Abstract. The Arabian Sea plays an important role in the marine nitrogen cycle because of its pronounced mid-water oxygen minimum zone (OMZ) in which bio-available nitrate (NO3) is reduced to dinitrogen gas (N2). As the nitrogen cycle can respond fast to climate-induced changes in productivity and circulation, the Arabian Sea sediments are an important palaeoclimatic archive. In order to understand seasonal and interannual variations in the nitrogen cycle, nutrient data were obtained from the literature published prior to 1993, evaluated, and compared with data measured during five expeditions carried out in the framework of the Joint Global Ocean Flux Study (JGOFS) in the Arabian Sea in 1995 and during a research cruise of RV Meteor in 2007. The data comparison showed that the area characterized by a pronounced secondary nitrite maximum (SNM) was by 63% larger in 1995 than a similarly determined estimate based on pre-JGOFS data.
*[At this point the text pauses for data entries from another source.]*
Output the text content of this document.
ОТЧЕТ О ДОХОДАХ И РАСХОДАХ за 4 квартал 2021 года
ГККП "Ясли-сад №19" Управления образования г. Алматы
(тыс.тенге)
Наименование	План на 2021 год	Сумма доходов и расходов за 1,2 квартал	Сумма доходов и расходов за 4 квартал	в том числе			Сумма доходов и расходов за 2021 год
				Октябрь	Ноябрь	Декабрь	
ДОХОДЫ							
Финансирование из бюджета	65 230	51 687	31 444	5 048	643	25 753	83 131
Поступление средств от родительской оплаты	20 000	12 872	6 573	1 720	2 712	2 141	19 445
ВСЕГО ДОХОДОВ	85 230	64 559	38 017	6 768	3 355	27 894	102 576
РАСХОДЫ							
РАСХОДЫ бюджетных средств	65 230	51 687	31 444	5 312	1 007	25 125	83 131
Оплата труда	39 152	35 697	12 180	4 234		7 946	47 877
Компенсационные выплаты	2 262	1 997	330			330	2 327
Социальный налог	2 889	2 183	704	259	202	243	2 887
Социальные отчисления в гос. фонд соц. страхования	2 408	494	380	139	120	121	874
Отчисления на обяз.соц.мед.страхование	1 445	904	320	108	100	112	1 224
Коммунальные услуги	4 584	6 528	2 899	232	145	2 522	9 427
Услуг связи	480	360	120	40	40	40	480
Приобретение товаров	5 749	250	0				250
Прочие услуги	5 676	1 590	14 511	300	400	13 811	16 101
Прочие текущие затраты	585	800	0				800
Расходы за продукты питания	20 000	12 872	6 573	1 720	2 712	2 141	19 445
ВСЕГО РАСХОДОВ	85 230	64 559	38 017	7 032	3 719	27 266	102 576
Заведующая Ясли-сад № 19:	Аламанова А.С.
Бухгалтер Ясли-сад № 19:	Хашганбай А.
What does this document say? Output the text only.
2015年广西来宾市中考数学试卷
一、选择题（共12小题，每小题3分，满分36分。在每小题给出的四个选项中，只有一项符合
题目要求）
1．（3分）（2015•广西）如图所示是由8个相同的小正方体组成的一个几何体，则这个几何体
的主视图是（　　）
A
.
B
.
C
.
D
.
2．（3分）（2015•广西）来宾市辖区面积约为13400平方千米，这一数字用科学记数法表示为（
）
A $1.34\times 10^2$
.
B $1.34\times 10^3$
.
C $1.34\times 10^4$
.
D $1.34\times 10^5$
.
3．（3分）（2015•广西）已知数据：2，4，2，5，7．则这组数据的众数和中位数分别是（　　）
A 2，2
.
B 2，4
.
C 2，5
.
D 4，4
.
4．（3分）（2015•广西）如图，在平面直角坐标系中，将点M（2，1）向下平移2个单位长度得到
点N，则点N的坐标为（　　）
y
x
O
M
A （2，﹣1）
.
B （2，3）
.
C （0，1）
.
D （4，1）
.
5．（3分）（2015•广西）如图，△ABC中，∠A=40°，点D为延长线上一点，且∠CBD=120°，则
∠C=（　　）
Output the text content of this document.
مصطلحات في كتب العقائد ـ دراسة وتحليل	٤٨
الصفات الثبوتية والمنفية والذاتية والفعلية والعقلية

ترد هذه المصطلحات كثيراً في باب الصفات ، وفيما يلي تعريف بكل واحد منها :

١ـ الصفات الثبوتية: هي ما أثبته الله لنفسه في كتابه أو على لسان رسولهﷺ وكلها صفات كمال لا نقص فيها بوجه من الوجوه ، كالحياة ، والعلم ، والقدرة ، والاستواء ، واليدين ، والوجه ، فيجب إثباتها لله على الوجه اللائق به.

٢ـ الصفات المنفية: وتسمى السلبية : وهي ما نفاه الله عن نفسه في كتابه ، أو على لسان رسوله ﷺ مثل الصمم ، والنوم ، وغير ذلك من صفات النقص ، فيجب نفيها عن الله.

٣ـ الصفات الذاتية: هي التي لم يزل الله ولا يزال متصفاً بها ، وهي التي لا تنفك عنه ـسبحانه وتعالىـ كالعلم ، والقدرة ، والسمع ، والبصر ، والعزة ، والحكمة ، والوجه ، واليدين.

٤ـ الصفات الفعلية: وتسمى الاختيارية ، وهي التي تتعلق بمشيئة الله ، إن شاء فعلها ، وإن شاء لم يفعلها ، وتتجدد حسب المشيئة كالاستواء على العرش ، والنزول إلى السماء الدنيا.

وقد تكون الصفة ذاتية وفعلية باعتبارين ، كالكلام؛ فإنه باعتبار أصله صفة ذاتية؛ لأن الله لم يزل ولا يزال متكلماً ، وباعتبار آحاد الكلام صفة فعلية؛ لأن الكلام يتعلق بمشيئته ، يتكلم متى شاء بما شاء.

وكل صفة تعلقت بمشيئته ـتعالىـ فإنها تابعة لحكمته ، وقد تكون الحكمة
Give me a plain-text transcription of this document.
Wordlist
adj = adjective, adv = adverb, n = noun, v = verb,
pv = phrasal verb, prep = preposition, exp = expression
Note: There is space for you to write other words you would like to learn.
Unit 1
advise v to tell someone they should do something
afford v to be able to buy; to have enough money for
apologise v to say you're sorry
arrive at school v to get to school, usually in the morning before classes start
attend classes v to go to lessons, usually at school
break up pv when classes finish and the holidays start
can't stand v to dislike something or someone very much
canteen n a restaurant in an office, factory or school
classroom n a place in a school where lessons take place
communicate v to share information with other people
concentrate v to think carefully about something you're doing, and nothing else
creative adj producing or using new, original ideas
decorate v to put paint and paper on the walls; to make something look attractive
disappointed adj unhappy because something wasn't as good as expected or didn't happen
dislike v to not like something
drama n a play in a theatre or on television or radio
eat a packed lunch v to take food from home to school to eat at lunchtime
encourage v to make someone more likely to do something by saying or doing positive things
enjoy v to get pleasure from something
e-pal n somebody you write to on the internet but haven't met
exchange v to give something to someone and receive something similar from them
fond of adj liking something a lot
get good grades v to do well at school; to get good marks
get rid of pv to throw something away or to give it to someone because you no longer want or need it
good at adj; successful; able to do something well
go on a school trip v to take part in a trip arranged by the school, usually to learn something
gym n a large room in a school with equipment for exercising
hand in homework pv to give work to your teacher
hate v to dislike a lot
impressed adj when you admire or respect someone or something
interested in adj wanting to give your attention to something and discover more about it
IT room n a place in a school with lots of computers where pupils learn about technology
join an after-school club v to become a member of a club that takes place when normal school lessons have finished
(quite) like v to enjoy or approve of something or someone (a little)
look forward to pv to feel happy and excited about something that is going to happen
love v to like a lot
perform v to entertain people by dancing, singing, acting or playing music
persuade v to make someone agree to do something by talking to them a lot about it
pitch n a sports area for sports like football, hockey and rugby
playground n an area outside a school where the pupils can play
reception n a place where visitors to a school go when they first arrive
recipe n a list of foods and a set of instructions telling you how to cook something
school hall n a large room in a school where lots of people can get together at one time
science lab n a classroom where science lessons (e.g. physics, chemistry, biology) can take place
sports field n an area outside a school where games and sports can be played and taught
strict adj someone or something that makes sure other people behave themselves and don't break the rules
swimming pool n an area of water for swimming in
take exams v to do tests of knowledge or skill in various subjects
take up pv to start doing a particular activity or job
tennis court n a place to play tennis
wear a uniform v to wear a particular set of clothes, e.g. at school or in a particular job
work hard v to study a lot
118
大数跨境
This area, referred to as the core of the denitrifying zone, showed strong seasonal and interannual variations driven by the monsoon. During the SW monsoon, the SNM retreated eastward due to the inflow of oxygen-enriched Indian Ocean Central Water (ICW). During the NE monsoon, the SNM expanded westward because of the reversal of the current regime. On an interannual timescale, a weaker SW monsoon decreased the inflow of ICW from the equatorial Indian Ocean and increased the accumulation of denitrification tracers by extending the residence time of water in the SNM. This is supported by palaeoclimatic studies showing an enhanced preservation of accumulative denitrification tracers in marine sediments in conjunction with a weakening of the SW monsoon during the late Holocene.